Accurate identification of inborn errors in metabolism requires techniques that afford detailed metabolic profiles, and for the moment, GC-MS continues to be the principal confirmatory analytical tool.[77] [78] [79] Because of the high cost, technical difficulty, and time-consuming nature of bile acid analysis by GC-MS, the technique is outside the scope of most routine clinical laboratories. Perhaps the most significant advances in mass spectrometry in recent years have been the introduction of FAB-MS and electrospray mass spectrometry, both of which are referred to by the generic term LSIMS. These techniques greatly simplified and extended the scope of mass spectrometry so that many nonvolatile compounds can be analyzed rapidly and directly in biologic samples or simple crude extracts, thereby circumventing the need for extensive and time-consuming sample pretreatments. Intact bile acid conjugates are ideally suited to LSIMS, and negative ionization mass spectra of steroid and bile acid conjugates can be generated from microliter volumes of urine and blood.[2] [77] [80] [81] [82] [83] [84] [85] [86]

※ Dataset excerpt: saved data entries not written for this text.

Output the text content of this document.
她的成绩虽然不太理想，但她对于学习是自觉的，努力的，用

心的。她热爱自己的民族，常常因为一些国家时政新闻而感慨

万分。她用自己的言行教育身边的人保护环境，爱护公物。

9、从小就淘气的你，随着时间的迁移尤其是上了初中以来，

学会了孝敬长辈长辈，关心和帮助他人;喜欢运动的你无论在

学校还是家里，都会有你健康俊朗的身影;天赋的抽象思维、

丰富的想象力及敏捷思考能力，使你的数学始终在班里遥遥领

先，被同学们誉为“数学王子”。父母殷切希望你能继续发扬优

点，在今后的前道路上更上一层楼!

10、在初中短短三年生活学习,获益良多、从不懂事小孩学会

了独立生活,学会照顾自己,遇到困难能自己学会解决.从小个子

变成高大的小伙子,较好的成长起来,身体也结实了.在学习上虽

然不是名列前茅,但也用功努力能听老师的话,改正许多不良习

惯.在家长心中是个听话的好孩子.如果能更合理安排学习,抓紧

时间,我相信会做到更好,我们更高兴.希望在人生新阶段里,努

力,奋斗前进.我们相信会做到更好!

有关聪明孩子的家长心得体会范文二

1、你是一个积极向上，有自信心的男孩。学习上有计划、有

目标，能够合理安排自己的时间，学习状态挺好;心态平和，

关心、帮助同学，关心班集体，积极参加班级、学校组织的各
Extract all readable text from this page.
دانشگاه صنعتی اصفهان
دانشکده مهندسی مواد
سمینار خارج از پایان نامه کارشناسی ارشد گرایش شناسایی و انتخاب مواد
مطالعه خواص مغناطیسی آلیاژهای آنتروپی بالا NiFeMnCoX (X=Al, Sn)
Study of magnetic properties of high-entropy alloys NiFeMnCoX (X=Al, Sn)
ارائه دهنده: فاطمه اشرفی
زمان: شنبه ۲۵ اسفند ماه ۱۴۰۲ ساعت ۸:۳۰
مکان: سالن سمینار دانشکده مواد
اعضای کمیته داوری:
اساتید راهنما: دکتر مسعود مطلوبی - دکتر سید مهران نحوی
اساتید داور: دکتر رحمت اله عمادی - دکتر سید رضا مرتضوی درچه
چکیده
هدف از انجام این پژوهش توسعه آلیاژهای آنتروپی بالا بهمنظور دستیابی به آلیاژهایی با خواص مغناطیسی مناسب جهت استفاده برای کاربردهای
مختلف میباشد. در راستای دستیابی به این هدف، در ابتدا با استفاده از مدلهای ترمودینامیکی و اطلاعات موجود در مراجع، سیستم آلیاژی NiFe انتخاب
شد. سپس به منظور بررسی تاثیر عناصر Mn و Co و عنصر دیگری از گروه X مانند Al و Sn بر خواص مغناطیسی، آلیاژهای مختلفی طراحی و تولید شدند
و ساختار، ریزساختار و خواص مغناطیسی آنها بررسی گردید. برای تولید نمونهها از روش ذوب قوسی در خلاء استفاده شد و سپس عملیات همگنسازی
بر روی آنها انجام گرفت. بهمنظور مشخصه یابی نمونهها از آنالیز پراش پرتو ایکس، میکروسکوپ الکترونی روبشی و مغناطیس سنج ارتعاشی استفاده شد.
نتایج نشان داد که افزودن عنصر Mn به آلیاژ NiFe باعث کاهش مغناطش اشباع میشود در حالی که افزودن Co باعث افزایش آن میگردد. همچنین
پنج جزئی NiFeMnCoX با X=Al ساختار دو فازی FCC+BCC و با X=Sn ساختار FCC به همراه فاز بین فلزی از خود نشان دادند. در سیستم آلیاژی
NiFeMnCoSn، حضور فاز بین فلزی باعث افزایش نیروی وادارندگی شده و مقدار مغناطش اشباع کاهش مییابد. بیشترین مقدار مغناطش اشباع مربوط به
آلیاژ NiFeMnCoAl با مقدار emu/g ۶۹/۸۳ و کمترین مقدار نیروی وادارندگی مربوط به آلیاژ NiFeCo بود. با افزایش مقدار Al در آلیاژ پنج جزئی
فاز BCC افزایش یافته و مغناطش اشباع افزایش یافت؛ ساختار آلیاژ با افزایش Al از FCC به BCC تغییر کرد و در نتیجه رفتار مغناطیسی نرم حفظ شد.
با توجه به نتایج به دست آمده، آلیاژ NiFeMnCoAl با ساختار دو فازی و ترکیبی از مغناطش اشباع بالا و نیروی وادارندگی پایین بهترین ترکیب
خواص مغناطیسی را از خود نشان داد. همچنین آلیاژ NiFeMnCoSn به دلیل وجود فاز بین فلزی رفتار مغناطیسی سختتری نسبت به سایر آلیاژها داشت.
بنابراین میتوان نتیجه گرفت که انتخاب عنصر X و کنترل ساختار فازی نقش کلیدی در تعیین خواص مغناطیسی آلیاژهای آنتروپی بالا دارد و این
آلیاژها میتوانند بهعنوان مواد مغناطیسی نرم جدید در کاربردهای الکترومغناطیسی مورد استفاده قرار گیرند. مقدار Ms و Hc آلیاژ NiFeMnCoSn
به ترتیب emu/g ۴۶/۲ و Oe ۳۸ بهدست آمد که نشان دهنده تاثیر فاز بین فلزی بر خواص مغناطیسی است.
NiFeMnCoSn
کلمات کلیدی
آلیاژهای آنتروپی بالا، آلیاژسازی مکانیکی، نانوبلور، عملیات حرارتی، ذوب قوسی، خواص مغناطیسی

In healthy individuals, urinary bile acid excretion is of negligible quantitative importance; consequently, the mass spectrum obtained is unremarkable, showing only background ions from the matrix and the presence of some steroid hormone metabolites. During cholestasis, urinary bile acid excretion increases and bile acid conjugates can be readily detected by the presence of single intense ions corresponding with the pseudomolecular ([M-H]-) ions (Fig. [2]).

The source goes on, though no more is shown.